美奈子ちゃんの憂鬱 未亜ちゃんの日記

綿屋伊織

第1話

信楽未亜の日記より


 ○月○日晴れ

 朝

 目覚ましがわりにしているテレビから「目覚ま○テレビ」が聞こえ出す。

 うーっ。眠い。

 ご飯、面倒くさいからケロッグと牛乳だけですませる。

 水瀬君か南雲先生がいてくれれば、すごい朝食なんだろうけどなぁ。

 

 身支度を整えてから、美奈子ちゃんの家へ。

 ちょっと早かったかな?

 ま、いいや。

 軒下に隠してある盗聴器のテープを変えてっと。

 「今、来ました」みたな顔でチャイムを鳴らしたら、おばさんじゃなくて葉子ちゃんが出てきた。

 幼稚園のスモック姿がとってもかわいいから思わず抱きしめてほおずり。

 おばさんもすぐ出てきて、美奈子ちゃんが寝坊したから台所で待っていてくれという。

 「まったくもう!いつもいつも、未亜ちゃんを見習えっていってるのに!」


 おばさんは怒りながらテーブルの上にご飯を並べていく。


 焼きたてのトーストに紅茶、サラダに卵焼き。


 ―――いいなぁ。お母さんの手料理なんて、私、何年食べていないんだろう。


 「はい。時間無いけど、ちゃんと食べるのよ?」


 え?美奈子ちゃんのじゃないの?


 「寝坊した罰!あの子は今日は朝ご飯抜き!」


 いいのかなぁ。と思いつつ、有難く食べる。

 やっぱり、手作りのご飯っておいしい。

 

 紅茶を飲んでいるところで、階段を降りてくる音が


 ドタバタ

 「きゃーっ!」

 ドッシーンッ

 

 ?

 「痛ったぁーいっ!!」

 にゃ……美奈子ちゃん、やったな。



 通学路

 「痛たたたっ……」

 大丈夫?

 「もう最悪……寝坊するわ、階段から落ちるわ、朝ご飯もらえないわ」

 代わりに私が食べてあげたからね。

 美奈子ちゃんの恨めしそうな顔を見ながら、私はバックからカロリ○メイトモドキを取り出した。

 一個、200円でどう?

 「……いい商売、してるじゃない」

 特売で98円で買ったカロリ○メイトモドキをかじる美奈子ちゃん。

 まいど。

 

 教室には、一週間ぶりに綾乃ちゃんの姿があった。

 秋のドラマ撮影で北海道ロケだっけ?

 「おみやげ買ってきました。後で食べませんか?」

 だって。

 やった!

 

 午前中の授業は、南雲先生の英語から。

 わかりやすいけど、普通に英会話出来る私にとっては退屈。

 あーっ眠い。

 

 気がつくとお昼。

 あれ?私、何時間寝ていたんだろう。

 ま、いいや。

 学食でパンと牛乳を買ってきてみんなと食べる。

 スペシャル焼きそばパンはやっぱりおいしい。   

 

 ご飯のあと、おまちかねの綾乃ちゃんのおみやげ。

 クッキーの詰め合わせ。

 やっぱり、北海道は食べ物がおいしい。

 

 さて。クッキーももらったことだし。

 私はそっと、綾乃ちゃんの机の中へ、例のブツを入れた。

 綾乃ちゃん、そしらぬ顔でそれを鞄へいれたのは確認。

 まいど。




 放課後

 部室に行く前に、あちこちに仕掛けてある盗聴器のテープ交換作業をする。

 昨日は、体育用具質で三年の○○君と××さんのナニしていたのを、一部始終記録させてもらった。

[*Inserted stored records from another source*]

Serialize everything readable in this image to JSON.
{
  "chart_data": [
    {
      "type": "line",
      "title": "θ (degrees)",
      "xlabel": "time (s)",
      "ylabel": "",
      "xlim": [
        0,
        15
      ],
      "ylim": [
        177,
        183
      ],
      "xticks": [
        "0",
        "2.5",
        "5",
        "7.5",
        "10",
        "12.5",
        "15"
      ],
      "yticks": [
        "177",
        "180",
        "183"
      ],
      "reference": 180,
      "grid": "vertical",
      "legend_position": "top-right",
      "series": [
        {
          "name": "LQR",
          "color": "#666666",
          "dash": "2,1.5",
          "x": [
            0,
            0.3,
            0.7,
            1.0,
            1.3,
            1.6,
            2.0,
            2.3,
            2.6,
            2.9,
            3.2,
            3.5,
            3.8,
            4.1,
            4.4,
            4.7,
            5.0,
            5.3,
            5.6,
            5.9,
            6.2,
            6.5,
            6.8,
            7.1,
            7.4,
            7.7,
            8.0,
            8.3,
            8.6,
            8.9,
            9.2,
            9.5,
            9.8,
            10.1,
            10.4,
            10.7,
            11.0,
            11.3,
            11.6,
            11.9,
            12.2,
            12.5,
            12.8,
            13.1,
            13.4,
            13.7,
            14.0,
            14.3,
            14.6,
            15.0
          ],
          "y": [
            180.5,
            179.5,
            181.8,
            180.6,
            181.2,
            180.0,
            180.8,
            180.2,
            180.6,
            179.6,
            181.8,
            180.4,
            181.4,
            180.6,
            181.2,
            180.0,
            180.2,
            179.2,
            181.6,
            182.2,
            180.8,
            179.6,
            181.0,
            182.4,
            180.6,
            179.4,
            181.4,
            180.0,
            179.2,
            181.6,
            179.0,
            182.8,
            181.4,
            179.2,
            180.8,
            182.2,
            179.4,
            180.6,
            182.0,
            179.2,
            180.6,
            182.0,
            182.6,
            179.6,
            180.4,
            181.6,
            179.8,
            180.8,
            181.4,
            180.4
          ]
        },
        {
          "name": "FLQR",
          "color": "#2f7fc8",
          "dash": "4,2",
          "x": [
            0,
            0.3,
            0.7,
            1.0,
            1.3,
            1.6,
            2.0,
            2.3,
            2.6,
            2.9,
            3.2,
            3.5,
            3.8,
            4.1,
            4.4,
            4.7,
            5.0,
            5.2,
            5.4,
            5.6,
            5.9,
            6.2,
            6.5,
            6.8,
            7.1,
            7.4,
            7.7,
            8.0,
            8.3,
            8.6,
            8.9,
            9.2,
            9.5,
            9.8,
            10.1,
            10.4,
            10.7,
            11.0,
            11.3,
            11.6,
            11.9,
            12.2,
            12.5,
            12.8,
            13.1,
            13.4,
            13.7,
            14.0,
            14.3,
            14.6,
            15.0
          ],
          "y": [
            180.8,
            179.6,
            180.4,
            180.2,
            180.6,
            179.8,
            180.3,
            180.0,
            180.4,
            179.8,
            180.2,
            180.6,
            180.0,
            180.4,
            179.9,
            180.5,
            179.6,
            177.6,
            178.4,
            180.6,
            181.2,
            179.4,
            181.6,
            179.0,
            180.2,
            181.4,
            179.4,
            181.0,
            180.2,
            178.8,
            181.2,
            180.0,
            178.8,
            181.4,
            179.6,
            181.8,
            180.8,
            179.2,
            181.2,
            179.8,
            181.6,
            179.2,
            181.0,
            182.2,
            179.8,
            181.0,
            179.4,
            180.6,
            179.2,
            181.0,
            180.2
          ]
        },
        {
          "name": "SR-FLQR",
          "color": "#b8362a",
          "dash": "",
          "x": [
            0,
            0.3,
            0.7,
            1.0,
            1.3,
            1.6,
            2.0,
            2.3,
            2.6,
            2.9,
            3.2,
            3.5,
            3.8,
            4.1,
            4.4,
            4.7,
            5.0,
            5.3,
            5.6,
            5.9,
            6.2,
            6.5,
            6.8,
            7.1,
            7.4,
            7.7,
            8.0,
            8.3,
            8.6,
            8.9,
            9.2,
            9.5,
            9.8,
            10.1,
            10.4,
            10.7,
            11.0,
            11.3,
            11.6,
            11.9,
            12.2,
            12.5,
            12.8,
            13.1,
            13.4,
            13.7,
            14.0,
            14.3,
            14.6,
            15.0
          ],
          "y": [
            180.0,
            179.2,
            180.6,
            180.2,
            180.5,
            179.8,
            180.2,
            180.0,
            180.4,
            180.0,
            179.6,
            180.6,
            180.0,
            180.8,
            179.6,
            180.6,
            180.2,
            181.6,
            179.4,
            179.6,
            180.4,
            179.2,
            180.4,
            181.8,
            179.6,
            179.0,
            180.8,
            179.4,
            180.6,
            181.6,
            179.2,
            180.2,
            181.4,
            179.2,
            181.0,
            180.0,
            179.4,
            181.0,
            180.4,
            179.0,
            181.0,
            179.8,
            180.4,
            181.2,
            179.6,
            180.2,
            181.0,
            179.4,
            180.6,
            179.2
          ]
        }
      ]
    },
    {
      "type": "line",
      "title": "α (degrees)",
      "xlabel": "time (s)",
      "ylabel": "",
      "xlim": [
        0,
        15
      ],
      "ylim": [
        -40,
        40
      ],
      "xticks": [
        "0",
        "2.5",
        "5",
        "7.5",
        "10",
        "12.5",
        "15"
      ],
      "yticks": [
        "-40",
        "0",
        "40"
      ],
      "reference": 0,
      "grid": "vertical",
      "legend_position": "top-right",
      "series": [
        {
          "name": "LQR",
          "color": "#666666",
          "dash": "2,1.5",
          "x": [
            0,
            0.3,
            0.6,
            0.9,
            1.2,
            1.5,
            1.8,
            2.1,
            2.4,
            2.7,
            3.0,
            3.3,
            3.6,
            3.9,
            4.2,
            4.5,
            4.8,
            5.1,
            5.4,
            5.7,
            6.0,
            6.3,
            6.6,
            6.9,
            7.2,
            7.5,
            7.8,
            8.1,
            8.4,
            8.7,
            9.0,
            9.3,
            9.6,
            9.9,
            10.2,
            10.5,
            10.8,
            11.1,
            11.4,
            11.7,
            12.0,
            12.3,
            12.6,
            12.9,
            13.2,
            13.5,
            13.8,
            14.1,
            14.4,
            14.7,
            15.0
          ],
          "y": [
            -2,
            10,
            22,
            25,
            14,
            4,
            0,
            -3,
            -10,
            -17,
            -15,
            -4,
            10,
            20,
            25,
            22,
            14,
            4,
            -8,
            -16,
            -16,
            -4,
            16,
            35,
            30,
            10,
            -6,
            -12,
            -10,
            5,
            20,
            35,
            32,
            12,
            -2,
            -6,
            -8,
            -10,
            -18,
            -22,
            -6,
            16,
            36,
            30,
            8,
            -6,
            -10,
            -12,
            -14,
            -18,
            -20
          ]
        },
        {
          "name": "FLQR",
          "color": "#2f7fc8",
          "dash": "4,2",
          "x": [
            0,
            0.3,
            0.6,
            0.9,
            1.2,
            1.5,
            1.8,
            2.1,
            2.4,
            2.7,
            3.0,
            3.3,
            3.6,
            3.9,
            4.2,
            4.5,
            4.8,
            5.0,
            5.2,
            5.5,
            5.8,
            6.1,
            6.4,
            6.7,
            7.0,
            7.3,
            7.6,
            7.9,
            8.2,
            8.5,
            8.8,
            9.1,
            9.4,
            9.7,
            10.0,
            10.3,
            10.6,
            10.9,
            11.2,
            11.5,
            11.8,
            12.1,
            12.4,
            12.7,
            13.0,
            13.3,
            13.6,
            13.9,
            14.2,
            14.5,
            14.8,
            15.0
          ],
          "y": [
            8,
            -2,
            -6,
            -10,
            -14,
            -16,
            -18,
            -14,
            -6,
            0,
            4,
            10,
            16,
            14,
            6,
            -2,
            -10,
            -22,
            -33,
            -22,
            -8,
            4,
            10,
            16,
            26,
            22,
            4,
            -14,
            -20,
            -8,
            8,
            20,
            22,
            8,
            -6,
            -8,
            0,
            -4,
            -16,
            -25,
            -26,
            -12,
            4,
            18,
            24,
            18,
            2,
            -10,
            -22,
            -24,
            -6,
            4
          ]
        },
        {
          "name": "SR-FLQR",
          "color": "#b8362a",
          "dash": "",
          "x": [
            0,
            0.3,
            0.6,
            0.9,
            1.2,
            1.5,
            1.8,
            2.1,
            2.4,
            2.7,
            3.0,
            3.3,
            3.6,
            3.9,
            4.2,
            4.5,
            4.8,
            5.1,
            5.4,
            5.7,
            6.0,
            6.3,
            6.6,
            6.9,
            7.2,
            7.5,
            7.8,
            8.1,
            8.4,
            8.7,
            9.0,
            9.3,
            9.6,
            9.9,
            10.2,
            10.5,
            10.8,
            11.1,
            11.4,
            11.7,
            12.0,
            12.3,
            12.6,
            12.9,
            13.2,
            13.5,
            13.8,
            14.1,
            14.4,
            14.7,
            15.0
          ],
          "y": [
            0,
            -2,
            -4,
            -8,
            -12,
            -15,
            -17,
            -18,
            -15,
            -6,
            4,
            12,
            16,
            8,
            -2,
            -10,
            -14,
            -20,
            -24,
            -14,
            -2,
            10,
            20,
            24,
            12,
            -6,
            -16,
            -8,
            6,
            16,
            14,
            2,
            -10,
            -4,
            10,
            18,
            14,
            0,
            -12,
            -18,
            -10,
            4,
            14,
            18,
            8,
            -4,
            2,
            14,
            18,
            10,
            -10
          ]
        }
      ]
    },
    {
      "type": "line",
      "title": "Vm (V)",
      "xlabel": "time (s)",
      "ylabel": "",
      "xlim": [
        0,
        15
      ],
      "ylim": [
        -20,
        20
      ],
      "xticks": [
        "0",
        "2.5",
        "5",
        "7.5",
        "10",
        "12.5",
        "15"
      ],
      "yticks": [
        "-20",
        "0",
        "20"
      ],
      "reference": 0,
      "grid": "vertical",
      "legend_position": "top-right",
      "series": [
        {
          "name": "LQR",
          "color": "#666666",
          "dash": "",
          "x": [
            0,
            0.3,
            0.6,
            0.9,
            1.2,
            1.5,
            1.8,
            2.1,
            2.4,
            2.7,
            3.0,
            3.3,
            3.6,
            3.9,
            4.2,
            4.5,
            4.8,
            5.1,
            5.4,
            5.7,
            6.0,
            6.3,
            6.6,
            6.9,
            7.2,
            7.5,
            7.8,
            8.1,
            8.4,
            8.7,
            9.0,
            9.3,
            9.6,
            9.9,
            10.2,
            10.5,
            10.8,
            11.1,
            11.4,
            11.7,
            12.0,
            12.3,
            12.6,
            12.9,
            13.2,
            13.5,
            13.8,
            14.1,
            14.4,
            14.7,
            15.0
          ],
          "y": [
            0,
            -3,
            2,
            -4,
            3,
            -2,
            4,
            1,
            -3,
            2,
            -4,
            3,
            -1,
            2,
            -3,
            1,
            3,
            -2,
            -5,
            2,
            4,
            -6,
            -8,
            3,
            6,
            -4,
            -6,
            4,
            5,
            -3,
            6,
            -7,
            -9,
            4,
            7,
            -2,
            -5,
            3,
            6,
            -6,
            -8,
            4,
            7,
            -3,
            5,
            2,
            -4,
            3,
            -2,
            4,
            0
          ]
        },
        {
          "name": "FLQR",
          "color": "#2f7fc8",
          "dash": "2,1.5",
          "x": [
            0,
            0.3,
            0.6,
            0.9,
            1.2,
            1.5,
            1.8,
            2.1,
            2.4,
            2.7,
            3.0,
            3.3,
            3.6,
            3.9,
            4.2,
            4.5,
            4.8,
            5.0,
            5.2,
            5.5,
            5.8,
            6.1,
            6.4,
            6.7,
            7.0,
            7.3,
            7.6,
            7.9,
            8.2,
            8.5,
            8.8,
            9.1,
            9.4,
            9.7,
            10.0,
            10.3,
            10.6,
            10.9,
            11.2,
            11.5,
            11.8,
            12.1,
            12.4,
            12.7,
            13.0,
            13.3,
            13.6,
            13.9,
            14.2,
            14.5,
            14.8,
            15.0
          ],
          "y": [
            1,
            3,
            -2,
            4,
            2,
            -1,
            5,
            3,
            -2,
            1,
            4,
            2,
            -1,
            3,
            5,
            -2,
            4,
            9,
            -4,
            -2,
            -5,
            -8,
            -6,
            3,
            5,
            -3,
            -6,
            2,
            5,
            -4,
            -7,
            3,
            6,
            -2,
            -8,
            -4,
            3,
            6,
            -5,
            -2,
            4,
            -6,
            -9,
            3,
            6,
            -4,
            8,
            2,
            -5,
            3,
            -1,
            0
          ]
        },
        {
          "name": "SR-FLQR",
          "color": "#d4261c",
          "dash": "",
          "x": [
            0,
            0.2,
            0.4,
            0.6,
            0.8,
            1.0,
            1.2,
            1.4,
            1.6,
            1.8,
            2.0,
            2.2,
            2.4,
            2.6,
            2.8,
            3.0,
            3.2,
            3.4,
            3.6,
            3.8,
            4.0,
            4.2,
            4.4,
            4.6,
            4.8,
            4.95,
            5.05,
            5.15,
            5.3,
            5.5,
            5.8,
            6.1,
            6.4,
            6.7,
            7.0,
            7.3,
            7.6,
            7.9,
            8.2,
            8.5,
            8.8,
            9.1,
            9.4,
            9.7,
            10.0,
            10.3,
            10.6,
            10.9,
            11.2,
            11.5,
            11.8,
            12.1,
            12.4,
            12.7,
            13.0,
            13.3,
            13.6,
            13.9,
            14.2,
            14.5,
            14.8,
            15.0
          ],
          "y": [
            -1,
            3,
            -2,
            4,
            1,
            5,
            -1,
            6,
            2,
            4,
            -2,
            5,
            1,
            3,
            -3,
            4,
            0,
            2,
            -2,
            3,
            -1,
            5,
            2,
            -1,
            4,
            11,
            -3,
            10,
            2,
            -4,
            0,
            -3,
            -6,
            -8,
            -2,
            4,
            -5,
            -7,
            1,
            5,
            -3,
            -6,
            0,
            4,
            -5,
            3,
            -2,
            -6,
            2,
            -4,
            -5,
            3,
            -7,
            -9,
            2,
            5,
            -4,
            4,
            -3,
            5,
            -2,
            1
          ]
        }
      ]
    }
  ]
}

 こういうのはさすがに売り物にはならないけど、何かあった時の大切なカードになる。


 最も売れるのは職員室のネタ。

 この前、○○先生が浮気したネタは、早速校内新聞に掲載させてもらった。

 嫌われていた先生だから、一面扱い。

 ……あ、これが元で、あの先生、近くのビルから飛び降りたっけ。 

 

 昨日の録音記録もそこそこのネタになるはずだ。

 部室の一番奥のデスクに座る、校内新聞編集長を兼ねる部長にネタのタイトルだけ書いたメモ用紙を手渡す。

 「……よし。これとこれはネタにつかえるな」

 これは? 

 「これ以上の教員の自殺は困るよ」

 部長、穏和な顔してなかなかのタヌキだからな。

 『教員、ソ○プランドをハシゴ!?』  

 これだけで、誰のことはわかっているはず。

 「それは個人的に買い上げよう。よくやってくれた信楽君。報酬だ」

 部長は引き出しから封筒を取り出してくれる。

 まいど!


 その後、部室にいたら、救急車が学校へ来た。

 なんだろう?

 誰か、ケガしたのかな?

 ま、いいか。


 今日はアナウンサーにとって大切な発声練習の日。

 美奈子ちゃんは真剣そのもの。

 対して私はレポーターとして必要な現場認識能力の訓練。

 私にとって得意技だ。

 現場の状況を、いかに正しく把握して、表現するか。

 聞き手が、耳から入る情報だけで現場を正しく想像できなければ、レポーターは存在価値がない。

 一瞬で現場を頭に焼き付け、カメラめがけてその映像を表現する。

 それは、記憶力と集中力、そして表現力の勝負。

 日頃、鍛えている私にとって、何でもないことだ。

 

 部活が終わって、

 「あーあ、最悪」

 凹む美奈子ちゃんを慰めつつ、家路につく私。

 美奈子ちゃん、セリフとちった挙げ句、原稿を一枚とばし読みしたから指導役の先輩から大目玉。

 実際やったら一発クビだ!!って、すごかったもんねぇ。先輩。

 「さすがに返す言葉無かったわよ……」

 気分転換に、マックでもどう?

 「うん」

 

 私は期間限定のエビゴマにフィレオ。

 夕ご飯代わりだ。

 美奈子ちゃんはマックのハッピーセット。

 ポテトもらった。

 で、セットの景品は、葉子ちゃんのおみやげにするんだって。

 美奈子ちゃん、お姉さんになったね。

 「相手が誰だか知ってるけど、やっぱりねぇ……」

 へ?

 「う、ううん!こっちの話!」

 ……美奈子ちゃん、ナニか隠してる?

 「か、かくしてないわよぉ!い、イヤねぇ」

 ?


 夜、シャワーを浴びた後、パソコンへ。

 綾乃ちゃんからの入金を確認後、盗聴器のテープを再生。

 美奈子ちゃんの着替えシーンゲットしたけど、全体的には不作。

 南雲先生がアパートから追い出されて、公園で寝泊まりしているって位かな?

 こういう日もあるよね。

 美奈子ちゃんの着替えはデータとして美奈子ちゃんコレクションのフォルダへコピー。

 

 その後、私はコンビニへ明日のご飯を買いに出た。

 ……あれ?

 公園の水飲み場にいるのは―――

 ―――先生?

 ギクッ!

 飛び上がった大きな体は、間違いなく南雲先生だ。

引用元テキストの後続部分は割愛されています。